August 2, 2017, 05:10		#5
HectorRedal Senior Member Hector Redal Join Date: Aug 2010 Location: Madrid, Spain Posts: 243 Rep Power: 16	Yes, I am using a projection method. I recalled you had explained me n another thread the relation between the pressure gradient and the velocity field: d2p/dx^2 = (1/dt) du/dx (equation coming from Grad p = (v -v)/dt) In the momentun equation, I am assuming du/dx = 0 in the boundary.
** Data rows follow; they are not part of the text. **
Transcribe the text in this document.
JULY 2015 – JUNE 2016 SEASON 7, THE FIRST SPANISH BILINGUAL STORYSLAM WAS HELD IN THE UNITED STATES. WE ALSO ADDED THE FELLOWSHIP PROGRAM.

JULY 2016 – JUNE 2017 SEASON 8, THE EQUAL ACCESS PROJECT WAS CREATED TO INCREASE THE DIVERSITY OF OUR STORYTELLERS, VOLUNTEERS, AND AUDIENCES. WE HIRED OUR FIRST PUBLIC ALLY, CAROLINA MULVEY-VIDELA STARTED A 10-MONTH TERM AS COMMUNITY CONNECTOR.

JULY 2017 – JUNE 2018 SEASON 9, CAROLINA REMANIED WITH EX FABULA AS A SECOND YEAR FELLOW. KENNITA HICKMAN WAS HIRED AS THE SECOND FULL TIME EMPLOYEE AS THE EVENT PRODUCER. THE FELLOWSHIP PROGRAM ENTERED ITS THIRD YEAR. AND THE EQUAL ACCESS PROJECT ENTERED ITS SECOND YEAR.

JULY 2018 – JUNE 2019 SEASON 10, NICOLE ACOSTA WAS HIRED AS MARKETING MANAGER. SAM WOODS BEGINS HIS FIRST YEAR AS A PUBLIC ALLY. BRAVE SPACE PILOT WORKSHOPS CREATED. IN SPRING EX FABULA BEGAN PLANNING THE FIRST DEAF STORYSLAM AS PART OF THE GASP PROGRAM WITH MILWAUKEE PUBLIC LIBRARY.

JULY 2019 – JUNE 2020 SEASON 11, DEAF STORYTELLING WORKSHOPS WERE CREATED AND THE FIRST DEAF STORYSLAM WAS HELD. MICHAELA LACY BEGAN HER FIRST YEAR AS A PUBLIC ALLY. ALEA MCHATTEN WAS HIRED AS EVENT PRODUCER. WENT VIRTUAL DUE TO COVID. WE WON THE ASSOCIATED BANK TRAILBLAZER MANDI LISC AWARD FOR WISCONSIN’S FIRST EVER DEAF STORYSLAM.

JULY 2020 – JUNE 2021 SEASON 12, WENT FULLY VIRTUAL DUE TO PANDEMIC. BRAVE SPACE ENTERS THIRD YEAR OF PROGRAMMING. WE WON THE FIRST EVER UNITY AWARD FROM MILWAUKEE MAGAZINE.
In the pressure equation, dp/dx = constant (dp/dx = integral{(1/dt) du*/dx})

August 2, 2017, 05:40		#6
FMDenaro Senior Member Filippo Maria Denaro Join Date: Jul 2010 Posts: 6,768 Rep Power: 71	Your assumption provides directly d2p/dx2= 0 on the boundary

August 2, 2017, 16:51		#7
HectorRedal Senior Member Hector Redal Join Date: Aug 2010 Location: Madrid, Spain Posts: 243 Rep Power: 16	But, d2p/dx^2 = (1/dt) d(v-v)/dx, being v the estimation of v obtained in the first step of the algorithm (where the pressure is not considered). d2p/dx2 would be zero if the estimation of the first step is equal to the actual velocity field. May I be wrong?

August 2, 2017, 17:00		#8
FMDenaro Senior Member Filippo Maria Denaro Join Date: Jul 2010 Posts: 6,768 Rep Power: 71	Well, if you assume du/dx=0 there is no other congruent assumption that also prescribing du*/dx=0. Furthermore, from the continuity dv/dy=0, therefore if v=0 on the upper o lower outflow corner, it must be zero along the outflow.

August 3, 2017, 10:09		#9
sbaffini Senior Member Paolo Lampitella Join Date: Mar 2009 Location: Italy Posts: 2,152 Blog Entries: 29 Rep Power: 39	May I ask what set of equations you are solving and what method are you using (finite volume, difference, etc.)? And what do you mean by "symmetry wall" in terms of conditions? If you consider a classical, cell centered, finite volume scheme, your two approaches are identical from the programming point of view.

August 6, 2017, 06:05		#12
sbaffini Senior Member Paolo Lampitella Join Date: Mar 2009 Location: Italy Posts: 2,152 Blog Entries: 29 Rep Power: 39	Consider a cell centered fv framework and a cell next to the top boundary. Incompressible FV requires you to fix Vy and dVx/dy. Symmetry sets both to 0. But note that, in fv, not fixing a certain flux term really means setting it to 0. So, the dVy/dx which is missing from above, is actually set to 0. Analogously, the Vy that you don't set in your first bc, it is actually set to 0 in a cell centered fv framework. So, according to the framework and how you set the symmetry, the two bc may actually end up being the same, that's why I asked.